Author’s contributions
LW: performed data analysis (microarray data processing, differential expression analysis, GSEA), coordinated the author’s tasks, edited the manuscript, tables and figures. CCC: contributed to conceive the study design, performed the wet-lab experiments, wrote the first draft of the manuscript, edited the manuscript, and constructed the tables and figures. MB contributed to the experimental work and edited the manuscript. KBT contributed to data analyses and edited the manuscript. SP supervised bioinformatics analyses and edited the manuscript. AN conceived the study design, supervised the bioinformatics, performed the network analyses, wrote the first draft of the manuscript, created and edited the figures and tables, and edited the manuscript.
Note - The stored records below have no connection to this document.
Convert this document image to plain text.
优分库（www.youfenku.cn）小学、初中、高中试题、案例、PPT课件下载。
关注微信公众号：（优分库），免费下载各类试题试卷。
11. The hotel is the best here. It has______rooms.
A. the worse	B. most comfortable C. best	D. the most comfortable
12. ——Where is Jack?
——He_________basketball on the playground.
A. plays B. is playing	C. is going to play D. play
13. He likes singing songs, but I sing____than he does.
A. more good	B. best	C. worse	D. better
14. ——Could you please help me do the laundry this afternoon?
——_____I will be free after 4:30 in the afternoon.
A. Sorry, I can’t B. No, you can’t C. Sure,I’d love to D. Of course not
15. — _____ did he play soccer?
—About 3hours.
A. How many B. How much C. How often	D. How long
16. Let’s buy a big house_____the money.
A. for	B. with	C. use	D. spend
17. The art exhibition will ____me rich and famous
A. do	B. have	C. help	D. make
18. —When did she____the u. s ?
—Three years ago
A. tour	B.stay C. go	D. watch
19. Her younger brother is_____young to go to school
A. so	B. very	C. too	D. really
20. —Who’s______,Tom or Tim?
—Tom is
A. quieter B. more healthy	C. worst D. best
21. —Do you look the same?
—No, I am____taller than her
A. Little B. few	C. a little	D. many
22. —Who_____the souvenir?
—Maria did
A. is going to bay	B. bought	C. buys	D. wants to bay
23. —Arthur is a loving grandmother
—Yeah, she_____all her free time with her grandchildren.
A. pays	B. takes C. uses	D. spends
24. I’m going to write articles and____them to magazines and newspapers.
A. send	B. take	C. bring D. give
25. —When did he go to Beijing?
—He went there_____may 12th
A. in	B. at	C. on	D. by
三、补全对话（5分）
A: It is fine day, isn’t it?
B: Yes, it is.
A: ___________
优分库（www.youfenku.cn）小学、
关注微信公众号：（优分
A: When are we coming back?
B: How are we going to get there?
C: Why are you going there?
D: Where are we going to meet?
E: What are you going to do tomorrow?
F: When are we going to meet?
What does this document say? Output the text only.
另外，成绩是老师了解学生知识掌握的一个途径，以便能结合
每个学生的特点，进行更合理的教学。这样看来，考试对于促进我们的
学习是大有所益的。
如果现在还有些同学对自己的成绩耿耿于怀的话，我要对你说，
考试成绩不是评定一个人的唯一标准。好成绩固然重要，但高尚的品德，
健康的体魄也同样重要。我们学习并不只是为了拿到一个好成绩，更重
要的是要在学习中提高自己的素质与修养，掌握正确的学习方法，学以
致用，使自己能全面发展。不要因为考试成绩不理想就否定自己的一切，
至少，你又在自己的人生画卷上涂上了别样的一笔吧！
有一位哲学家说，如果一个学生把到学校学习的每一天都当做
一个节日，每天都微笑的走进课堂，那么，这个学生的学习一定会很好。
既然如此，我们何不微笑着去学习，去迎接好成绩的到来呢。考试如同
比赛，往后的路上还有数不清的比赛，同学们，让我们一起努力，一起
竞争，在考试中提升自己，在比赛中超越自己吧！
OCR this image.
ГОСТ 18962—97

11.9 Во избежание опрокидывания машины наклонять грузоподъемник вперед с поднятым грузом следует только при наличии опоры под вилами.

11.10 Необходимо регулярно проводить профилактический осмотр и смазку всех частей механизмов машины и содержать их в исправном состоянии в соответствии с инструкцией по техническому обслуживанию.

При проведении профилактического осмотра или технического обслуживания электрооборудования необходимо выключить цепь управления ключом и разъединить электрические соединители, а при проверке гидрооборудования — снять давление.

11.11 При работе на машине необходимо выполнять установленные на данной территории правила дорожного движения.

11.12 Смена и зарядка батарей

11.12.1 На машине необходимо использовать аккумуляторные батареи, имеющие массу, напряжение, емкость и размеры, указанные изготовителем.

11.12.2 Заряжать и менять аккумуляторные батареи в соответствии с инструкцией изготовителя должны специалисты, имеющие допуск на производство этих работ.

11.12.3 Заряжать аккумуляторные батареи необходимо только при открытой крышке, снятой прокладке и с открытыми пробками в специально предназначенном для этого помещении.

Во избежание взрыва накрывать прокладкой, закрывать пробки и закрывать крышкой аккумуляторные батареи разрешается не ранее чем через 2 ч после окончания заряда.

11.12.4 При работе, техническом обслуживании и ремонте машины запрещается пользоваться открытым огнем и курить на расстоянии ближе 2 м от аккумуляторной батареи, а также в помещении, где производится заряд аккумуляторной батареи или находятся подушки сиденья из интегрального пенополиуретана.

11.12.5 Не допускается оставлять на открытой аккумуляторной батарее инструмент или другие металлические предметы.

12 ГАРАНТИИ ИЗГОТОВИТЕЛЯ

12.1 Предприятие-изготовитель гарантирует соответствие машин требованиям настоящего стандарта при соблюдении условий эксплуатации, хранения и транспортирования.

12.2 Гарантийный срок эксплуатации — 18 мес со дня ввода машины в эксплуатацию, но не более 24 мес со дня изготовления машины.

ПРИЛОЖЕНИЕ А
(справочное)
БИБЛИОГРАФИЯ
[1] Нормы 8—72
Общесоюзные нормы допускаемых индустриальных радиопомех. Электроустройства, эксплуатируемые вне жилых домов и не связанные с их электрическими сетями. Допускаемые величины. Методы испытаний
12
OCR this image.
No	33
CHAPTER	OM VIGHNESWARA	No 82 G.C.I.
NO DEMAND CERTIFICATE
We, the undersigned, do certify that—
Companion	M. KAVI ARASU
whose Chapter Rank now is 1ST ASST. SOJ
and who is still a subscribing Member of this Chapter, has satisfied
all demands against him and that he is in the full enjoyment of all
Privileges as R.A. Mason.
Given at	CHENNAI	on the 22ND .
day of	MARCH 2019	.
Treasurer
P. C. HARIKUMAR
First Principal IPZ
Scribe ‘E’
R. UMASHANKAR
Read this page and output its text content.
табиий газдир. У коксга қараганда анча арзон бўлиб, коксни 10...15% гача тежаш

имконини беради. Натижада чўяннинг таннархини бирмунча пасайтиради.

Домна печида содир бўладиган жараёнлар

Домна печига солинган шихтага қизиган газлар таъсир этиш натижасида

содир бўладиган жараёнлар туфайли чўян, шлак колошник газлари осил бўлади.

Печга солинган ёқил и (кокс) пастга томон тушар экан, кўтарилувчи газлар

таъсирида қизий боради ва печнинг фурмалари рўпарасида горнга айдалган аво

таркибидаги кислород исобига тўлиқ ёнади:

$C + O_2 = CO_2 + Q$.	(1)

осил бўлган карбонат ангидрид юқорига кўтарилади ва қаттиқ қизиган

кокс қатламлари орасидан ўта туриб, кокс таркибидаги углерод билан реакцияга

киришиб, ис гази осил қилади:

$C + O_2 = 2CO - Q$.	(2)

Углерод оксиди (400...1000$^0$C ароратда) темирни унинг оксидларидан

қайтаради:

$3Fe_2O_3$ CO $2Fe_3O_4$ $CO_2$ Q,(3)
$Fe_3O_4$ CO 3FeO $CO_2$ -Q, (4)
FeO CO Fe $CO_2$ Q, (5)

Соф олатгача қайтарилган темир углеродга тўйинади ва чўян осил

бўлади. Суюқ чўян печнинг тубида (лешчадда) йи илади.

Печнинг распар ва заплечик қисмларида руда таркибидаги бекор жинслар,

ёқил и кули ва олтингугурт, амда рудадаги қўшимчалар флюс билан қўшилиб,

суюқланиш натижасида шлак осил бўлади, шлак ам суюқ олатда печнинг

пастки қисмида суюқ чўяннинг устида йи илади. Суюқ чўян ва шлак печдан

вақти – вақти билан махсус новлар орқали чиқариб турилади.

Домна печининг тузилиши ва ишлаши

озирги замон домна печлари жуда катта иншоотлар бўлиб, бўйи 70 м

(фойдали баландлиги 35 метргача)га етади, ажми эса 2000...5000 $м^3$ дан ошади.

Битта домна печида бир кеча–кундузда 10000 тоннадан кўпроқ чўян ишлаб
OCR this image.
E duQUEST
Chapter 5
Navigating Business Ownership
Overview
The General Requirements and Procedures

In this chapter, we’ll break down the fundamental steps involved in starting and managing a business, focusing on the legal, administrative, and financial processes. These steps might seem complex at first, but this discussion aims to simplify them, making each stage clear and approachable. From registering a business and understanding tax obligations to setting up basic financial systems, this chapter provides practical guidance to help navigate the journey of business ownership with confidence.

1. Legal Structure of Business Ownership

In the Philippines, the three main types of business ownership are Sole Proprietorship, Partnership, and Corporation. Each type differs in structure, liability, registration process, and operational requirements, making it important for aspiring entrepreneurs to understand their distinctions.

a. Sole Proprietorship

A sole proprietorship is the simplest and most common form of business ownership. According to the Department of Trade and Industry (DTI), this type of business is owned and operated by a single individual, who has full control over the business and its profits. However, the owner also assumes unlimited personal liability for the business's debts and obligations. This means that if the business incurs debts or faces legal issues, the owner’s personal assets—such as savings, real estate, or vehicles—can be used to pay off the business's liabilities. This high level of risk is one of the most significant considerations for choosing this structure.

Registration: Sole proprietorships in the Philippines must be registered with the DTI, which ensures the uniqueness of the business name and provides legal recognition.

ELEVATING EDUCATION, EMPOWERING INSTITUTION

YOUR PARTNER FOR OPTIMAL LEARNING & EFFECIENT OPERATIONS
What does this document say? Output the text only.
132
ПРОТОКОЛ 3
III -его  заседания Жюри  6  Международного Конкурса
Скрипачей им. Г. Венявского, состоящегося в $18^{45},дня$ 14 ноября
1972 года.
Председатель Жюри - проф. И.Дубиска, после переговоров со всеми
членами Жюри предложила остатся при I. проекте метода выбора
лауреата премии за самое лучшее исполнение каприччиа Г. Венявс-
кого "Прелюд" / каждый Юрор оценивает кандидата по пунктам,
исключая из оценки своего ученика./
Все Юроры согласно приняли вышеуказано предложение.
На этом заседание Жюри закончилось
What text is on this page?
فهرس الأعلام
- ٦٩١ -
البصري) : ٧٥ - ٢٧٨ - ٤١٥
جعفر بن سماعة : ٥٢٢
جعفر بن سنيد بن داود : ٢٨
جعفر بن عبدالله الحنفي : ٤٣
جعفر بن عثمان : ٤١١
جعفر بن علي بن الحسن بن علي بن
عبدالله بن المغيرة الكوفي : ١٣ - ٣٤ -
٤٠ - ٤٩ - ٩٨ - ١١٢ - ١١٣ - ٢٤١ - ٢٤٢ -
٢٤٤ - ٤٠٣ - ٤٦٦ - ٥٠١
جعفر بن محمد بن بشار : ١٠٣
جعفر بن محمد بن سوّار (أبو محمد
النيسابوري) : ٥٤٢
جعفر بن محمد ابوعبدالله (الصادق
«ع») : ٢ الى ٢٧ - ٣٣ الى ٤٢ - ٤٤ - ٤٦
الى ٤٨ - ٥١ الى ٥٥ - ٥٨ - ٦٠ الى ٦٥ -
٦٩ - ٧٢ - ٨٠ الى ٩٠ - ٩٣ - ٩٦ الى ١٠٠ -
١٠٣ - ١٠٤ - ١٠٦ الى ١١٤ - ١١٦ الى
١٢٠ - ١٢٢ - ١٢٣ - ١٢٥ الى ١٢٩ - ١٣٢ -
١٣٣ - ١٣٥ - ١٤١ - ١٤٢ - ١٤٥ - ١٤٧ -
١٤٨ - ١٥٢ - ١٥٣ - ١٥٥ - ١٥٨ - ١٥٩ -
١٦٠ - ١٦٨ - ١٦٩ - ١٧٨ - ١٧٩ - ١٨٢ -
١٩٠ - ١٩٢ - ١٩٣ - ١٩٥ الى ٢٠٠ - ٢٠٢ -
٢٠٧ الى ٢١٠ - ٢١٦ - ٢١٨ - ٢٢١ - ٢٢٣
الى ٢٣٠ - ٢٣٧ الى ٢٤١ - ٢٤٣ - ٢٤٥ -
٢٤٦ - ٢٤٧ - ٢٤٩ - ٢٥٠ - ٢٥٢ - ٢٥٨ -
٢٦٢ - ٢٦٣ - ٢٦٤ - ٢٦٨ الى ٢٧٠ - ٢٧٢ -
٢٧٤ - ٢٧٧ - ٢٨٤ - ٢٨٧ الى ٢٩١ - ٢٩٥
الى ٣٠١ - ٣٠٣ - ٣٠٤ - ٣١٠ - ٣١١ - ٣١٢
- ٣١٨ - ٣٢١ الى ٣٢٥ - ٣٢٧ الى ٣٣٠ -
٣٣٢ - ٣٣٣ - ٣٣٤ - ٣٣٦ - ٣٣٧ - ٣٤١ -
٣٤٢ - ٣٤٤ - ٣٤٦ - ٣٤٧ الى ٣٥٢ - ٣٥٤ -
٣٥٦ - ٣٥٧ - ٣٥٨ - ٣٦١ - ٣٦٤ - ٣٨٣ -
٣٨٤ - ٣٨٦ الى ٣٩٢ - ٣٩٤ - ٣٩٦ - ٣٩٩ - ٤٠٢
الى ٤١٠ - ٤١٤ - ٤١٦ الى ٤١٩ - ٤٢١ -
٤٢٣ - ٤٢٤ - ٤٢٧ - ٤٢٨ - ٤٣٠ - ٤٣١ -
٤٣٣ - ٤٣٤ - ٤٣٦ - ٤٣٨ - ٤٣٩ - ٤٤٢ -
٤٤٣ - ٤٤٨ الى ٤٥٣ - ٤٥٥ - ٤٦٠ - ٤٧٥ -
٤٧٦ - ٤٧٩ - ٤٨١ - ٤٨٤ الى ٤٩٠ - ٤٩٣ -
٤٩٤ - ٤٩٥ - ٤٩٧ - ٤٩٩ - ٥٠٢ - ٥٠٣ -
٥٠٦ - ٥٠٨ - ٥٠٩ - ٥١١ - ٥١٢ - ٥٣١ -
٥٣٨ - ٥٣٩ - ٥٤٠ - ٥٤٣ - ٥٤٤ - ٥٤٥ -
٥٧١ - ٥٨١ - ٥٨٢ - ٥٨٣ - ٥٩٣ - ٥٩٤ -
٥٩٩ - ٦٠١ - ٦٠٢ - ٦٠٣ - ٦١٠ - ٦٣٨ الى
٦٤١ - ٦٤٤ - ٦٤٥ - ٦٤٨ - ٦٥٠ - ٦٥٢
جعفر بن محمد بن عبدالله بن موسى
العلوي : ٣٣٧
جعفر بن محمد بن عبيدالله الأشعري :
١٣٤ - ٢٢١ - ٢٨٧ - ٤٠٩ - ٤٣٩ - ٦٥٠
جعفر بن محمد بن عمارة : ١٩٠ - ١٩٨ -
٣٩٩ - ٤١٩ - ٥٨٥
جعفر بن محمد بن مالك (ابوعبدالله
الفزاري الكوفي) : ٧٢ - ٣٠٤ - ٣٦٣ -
BD conceived the study and the study design, supervised and coordinated the dual experimental and bioinformatics approaches, wrote and edited the manuscript.
Acknowledgements
We thank Frédéric Schütz and Thierry Sengstag for making their unpublished R package for gene set enrichment analysis (mygsea2) available, and we are grateful to Frédéric Schütz for excellent input on how to choose parameter settings. Particular thanks go to Christiane Guguen-Guillouzo and its laboratory for the generous gift of HepaRG cells and shared information on their maintainance. The Genomic Technologies Facility of the University of Lausanne has realized all the microarrays including data normalization.